La garanzia di approvvigionamenti sicuri sarà più importante del loro prezzo di acquisto. Per assicurarsi riserve di commodities i Paesi industrializzati, tra cui l’Italia e l’Ue, avranno, di conseguenza, problemi di scarsità di capitali, e quindi di maggiori debiti. Si tratta di uno scenario più geopolitico che economico.
Pur rimanendo la moneta principale negli affari economici mondiali, il dollaro sta da tempo perdendo il suo ruolo e la sua credibilità di fiducia, di garanzia e di certezza.
Secondo la Fed il dollaro è ancora usato in vari settori per circa il 70%, l’euro per il 30% e lo yuan cinese soltanto per il 3%. Questo indice, però, non tiene conto del crescente utilizzo del baratto e delle monete nazionali nelle operazioni commerciali e finanziarie dei Paesi del Brics e di altre economie emergenti.
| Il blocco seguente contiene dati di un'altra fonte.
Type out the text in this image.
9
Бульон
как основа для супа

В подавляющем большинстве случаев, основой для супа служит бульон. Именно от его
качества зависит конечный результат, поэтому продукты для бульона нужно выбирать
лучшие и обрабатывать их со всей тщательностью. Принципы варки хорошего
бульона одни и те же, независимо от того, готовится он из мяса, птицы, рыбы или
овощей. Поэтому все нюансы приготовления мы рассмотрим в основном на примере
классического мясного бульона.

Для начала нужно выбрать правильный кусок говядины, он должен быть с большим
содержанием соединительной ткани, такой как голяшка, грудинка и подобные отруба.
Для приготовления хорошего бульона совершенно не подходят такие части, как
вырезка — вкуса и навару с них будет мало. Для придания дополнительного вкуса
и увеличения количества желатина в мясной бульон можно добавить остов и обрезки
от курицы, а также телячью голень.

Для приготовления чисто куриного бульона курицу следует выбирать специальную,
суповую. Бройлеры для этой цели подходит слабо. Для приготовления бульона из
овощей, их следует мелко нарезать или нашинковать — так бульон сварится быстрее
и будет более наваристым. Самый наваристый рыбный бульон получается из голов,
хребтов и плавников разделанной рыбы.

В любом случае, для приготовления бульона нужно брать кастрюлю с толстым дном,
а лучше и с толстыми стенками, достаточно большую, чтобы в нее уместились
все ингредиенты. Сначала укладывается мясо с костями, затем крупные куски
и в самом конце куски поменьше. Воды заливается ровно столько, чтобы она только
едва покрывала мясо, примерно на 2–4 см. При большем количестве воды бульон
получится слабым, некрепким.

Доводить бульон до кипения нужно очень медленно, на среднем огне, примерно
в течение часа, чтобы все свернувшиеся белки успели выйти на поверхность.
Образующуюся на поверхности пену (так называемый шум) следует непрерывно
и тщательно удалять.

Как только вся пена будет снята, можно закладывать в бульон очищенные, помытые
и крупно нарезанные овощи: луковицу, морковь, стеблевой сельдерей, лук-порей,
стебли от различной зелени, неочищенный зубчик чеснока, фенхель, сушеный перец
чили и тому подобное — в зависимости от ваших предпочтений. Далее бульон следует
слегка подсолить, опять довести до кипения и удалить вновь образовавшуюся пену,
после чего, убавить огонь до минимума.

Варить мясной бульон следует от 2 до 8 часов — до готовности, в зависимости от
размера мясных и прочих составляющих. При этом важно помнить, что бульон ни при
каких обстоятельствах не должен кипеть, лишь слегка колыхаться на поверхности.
Per esempio, ben prima dell’attuale conflitto, l’utilizzo del dollaro per i pagamenti delle esportazioni russe verso gli altri Paesi Brics era crollato dal 95% del 2013 a meno del 10% nel 2020.
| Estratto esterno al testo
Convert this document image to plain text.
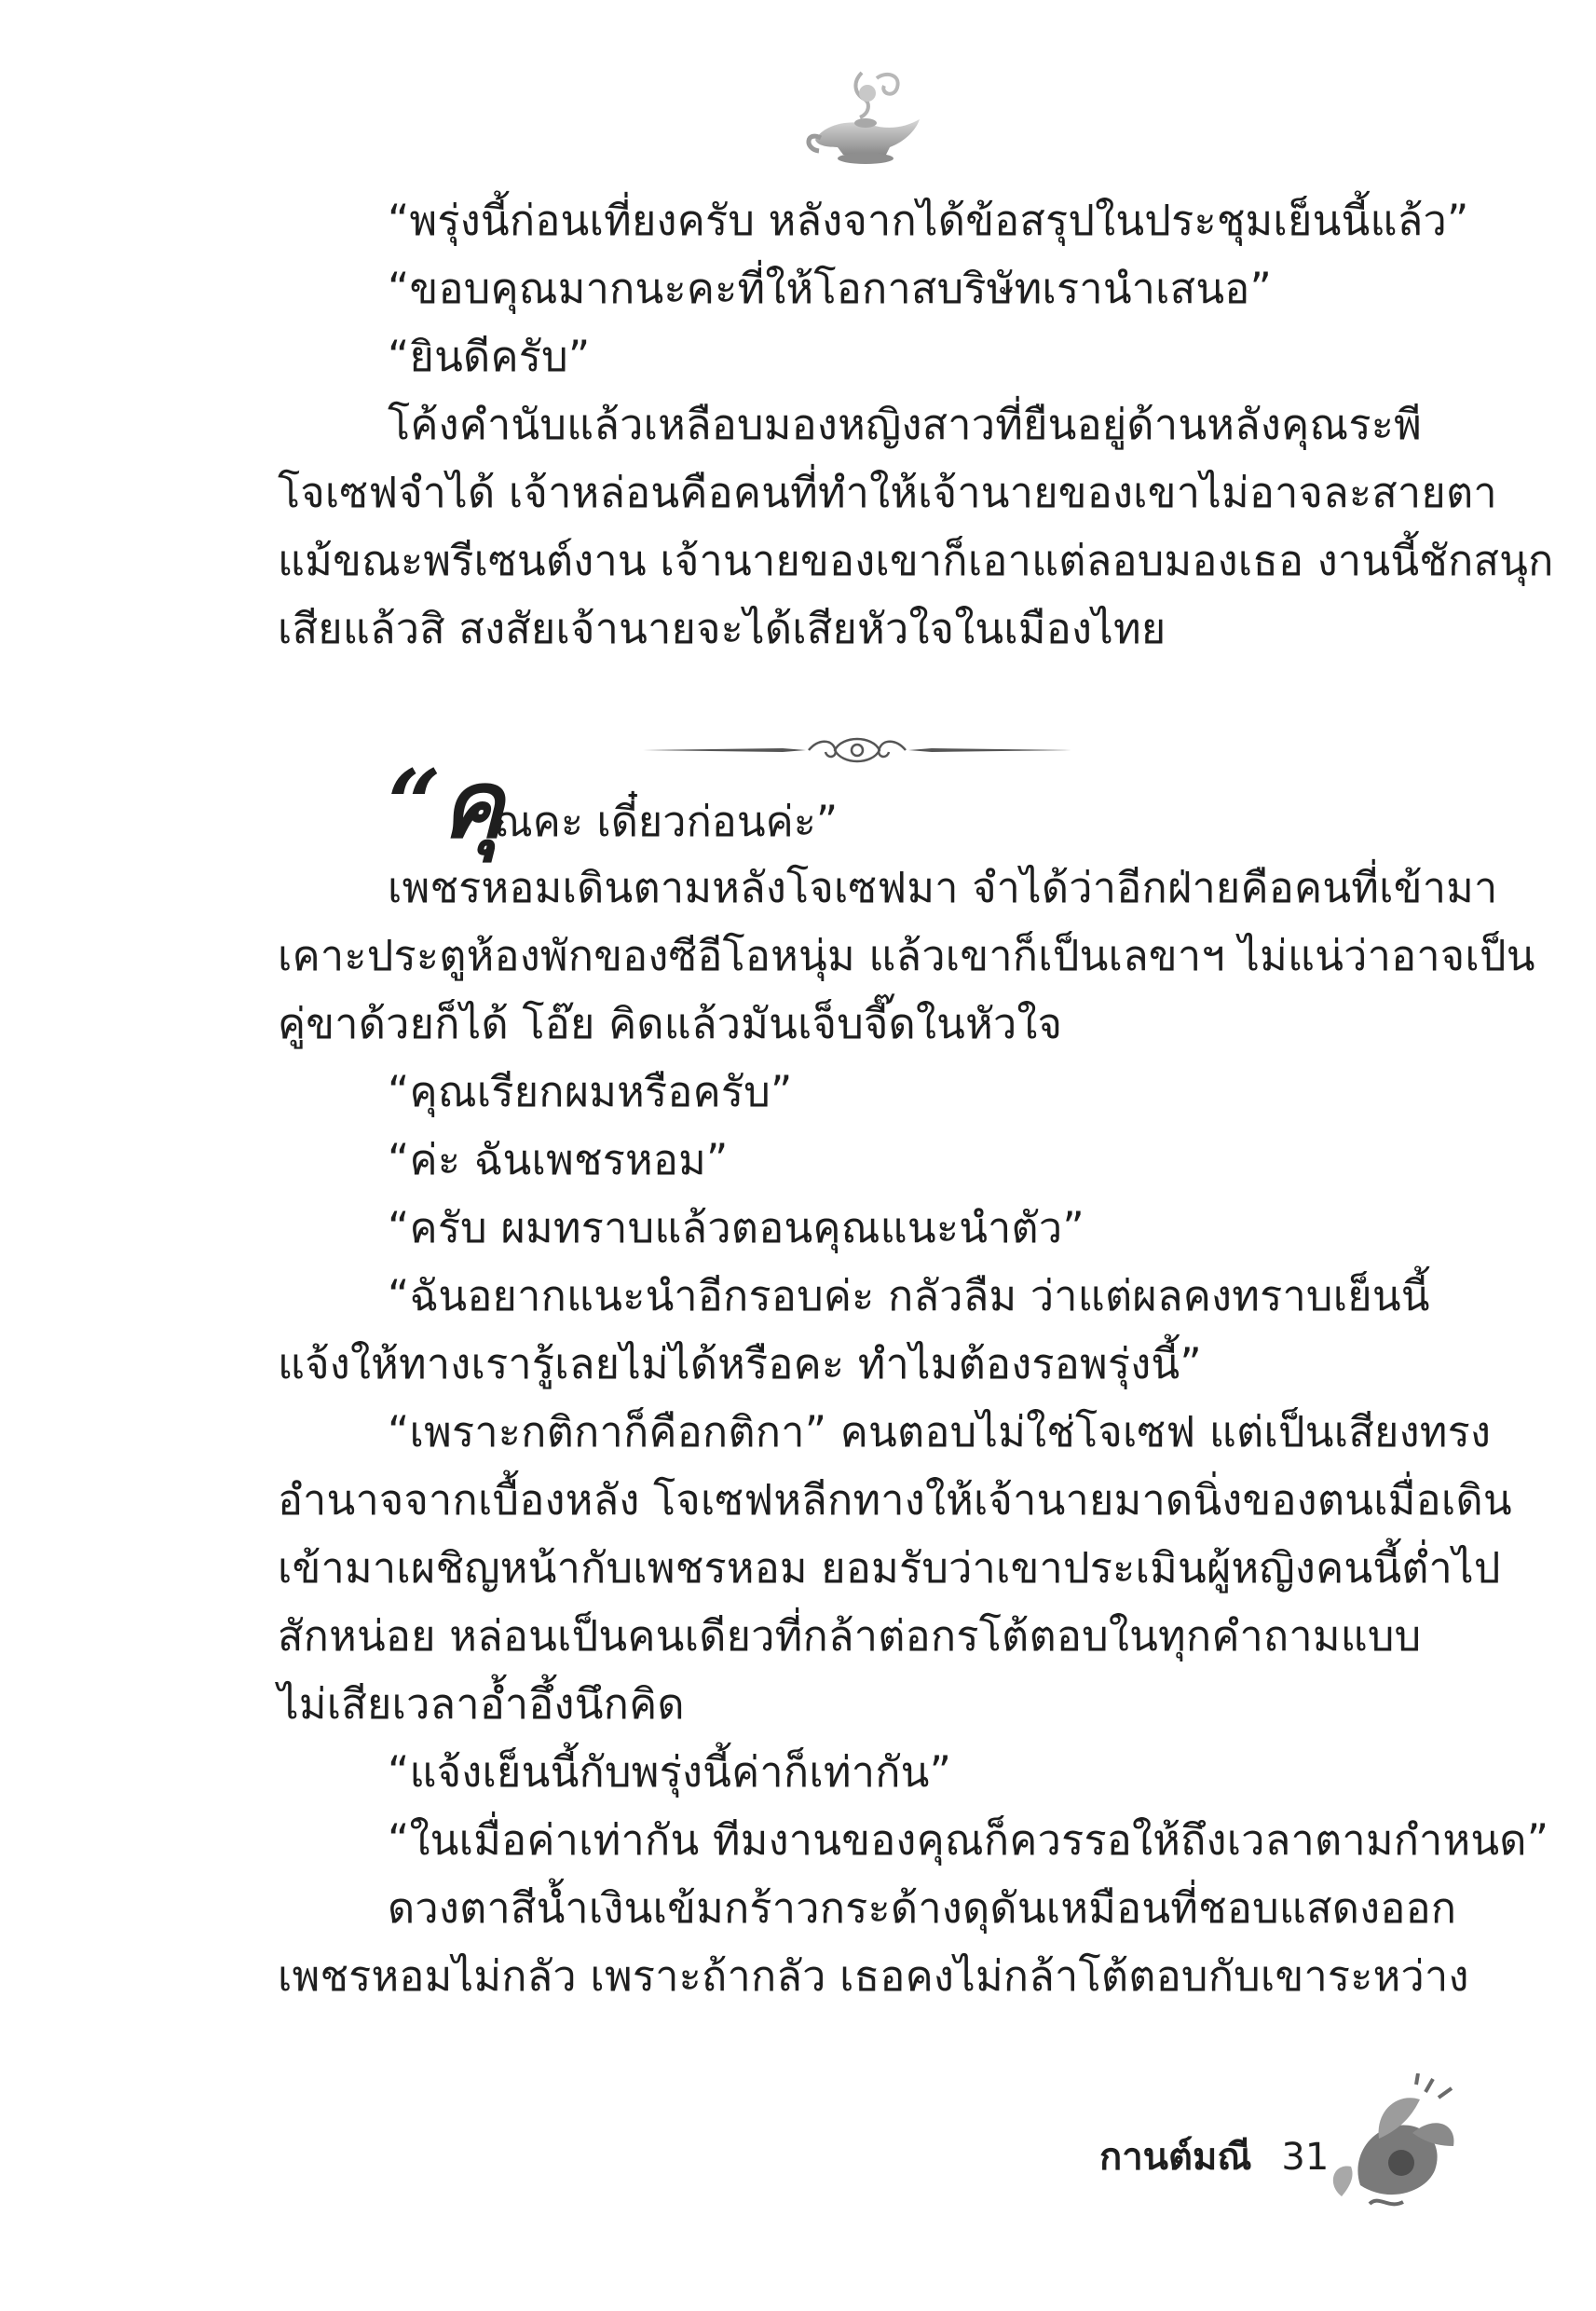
“พรุ่งนี้ก่อนเที่ยงครับ หลังจากได้ข้อสรุปในประชุมเย็นนี้แล้ว”
“ขอบคุณมากนะคะที่ให้โอกาสบริษัทเรานำเสนอ”
“ยินดีครับ”
โค้งคำนับแล้วเหลือบมองหญิงสาวที่ยืนอยู่ด้านหลังคุณระพี
โจเซฟจำได้ เจ้าหล่อนคือคนที่ทำให้เจ้านายของเขาไม่อาจละสายตา
แม้ขณะพรีเซนต์งาน เจ้านายของเขาก็เอาแต่ลอบมองเธอ งานนี้ชักสนุก
เสียแล้วสิ สงสัยเจ้านายจะได้เสียหัวใจในเมืองไทย
“คุ
ณคะ เดี๋ยวก่อนค่ะ”
เพชรหอมเดินตามหลังโจเซฟมา จำได้ว่าอีกฝ่ายคือคนที่เข้ามา
เคาะประตูห้องพักของซีอีโอหนุ่ม แล้วเขาก็เป็นเลขาฯ ไม่แน่ว่าอาจเป็น
คู่ขาด้วยก็ได้ โอ๊ย คิดแล้วมันเจ็บจี๊ดในหัวใจ
“คุณเรียกผมหรือครับ”
“ค่ะ ฉันเพชรหอม”
“ครับ ผมทราบแล้วตอนคุณแนะนำตัว”
“ฉันอยากแนะนำอีกรอบค่ะ กลัวลืม ว่าแต่ผลคงทราบเย็นนี้
แจ้งให้ทางเรารู้เลยไม่ได้หรือคะ ทำไมต้องรอพรุ่งนี้”
“เพราะกติกาก็คือกติกา” คนตอบไม่ใช่โจเซฟ แต่เป็นเสียงทรง
อำนาจจากเบื้องหลัง โจเซฟหลีกทางให้เจ้านายมาดนิ่งของตนเมื่อเดิน
เข้ามาเผชิญหน้ากับเพชรหอม ยอมรับว่าเขาประเมินผู้หญิงคนนี้ต่ำไป
สักหน่อย หล่อนเป็นคนเดียวที่กล้าต่อกรโต้ตอบในทุกคำถามแบบ
ไม่เสียเวลาอ้ำอึ้งนึกคิด
“แจ้งเย็นนี้กับพรุ่งนี้ค่าก็เท่ากัน”
“ในเมื่อค่าเท่ากัน ทีมงานของคุณก็ควรรอให้ถึงเวลาตามกำหนด”
ดวงตาสีน้ำเงินเข้มกร้าวกระด้างดุดันเหมือนที่ชอบแสดงออก
เพชรหอมไม่กลัว เพราะถ้ากลัว เธอคงไม่กล้าโต้ตอบกับเขาระหว่าง
กานต์มณี 31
Il ridimensionamento internazionale del dollaro è molto evidente nella composizione delle riserve monetarie mondiali, tanto che negli ultimi vent’anni è passato dal 71% al 59%. Nelle riserve monetarie di parecchie banche centrali il valore dell’oro supera quello dei dollari. Non stupisce, quindi, che questo ribaltamento fosse già avvenuto nel 2020 in Russia.
Si tenga presente che le grandi sanzioni economiche contro la Russia per l’invasione dell’Ucraina, tra cui il congelamento delle sue riserve valutarie e la sospensione del sistema SWIFT nei pagamenti internazionali, ha di fatto reso il dollaro un’”arma militare” le cui conseguenze globali diventeranno sempre più visibili nel tempo.
Perciò, una nuova Bretton Woods non può essere la replica di quella passata, un accordo soltanto tra gli “amici” dell’America, dovrà coinvolgere la Cina, l’India, i Paesi emergenti del Sud del mondo e anche la Russia. In un tale accordo l’Unione europea dovrebbe avere un ruolo centrale di mediazione e di proposizione, che avrebbe già dovuto svolgere naturalmente in questa delicata fase della guerra in Ucraina, se fosse un soggetto politico, autonomo e davvero indipendente.
Senza iattanza, ricordiamo che già nel 2004 con una specifica mozione alla Camera dei Deputati, votata alla quasi’unanimità, chiedevamo al governo di attivarsi nelle competenti sedi internazionali per intraprendere “le iniziative necessarie per convocare una conferenza a livello di capi di stato e di governo, simile a quella di Bretton Woods, per definire globalmente un nuovo e più giusto sistema monetario e finanziario”.
Oggi, in verità, dovrebbe trattarsi di un nuovo ordine mondiale, che parta dal sistema monetario e finanziario e si estenda alla riduzione controllata delle armi nucleari, al commercio da rendere più equo, alla lotta alle grandi pandemie, alla tutela del lavoro, del clima e dell’ambiente. Quindi non solo moneta, né solo armi, considerato che “tutto si tiene” per assicurare pace e vivibilità nelle varie parti del pianeta.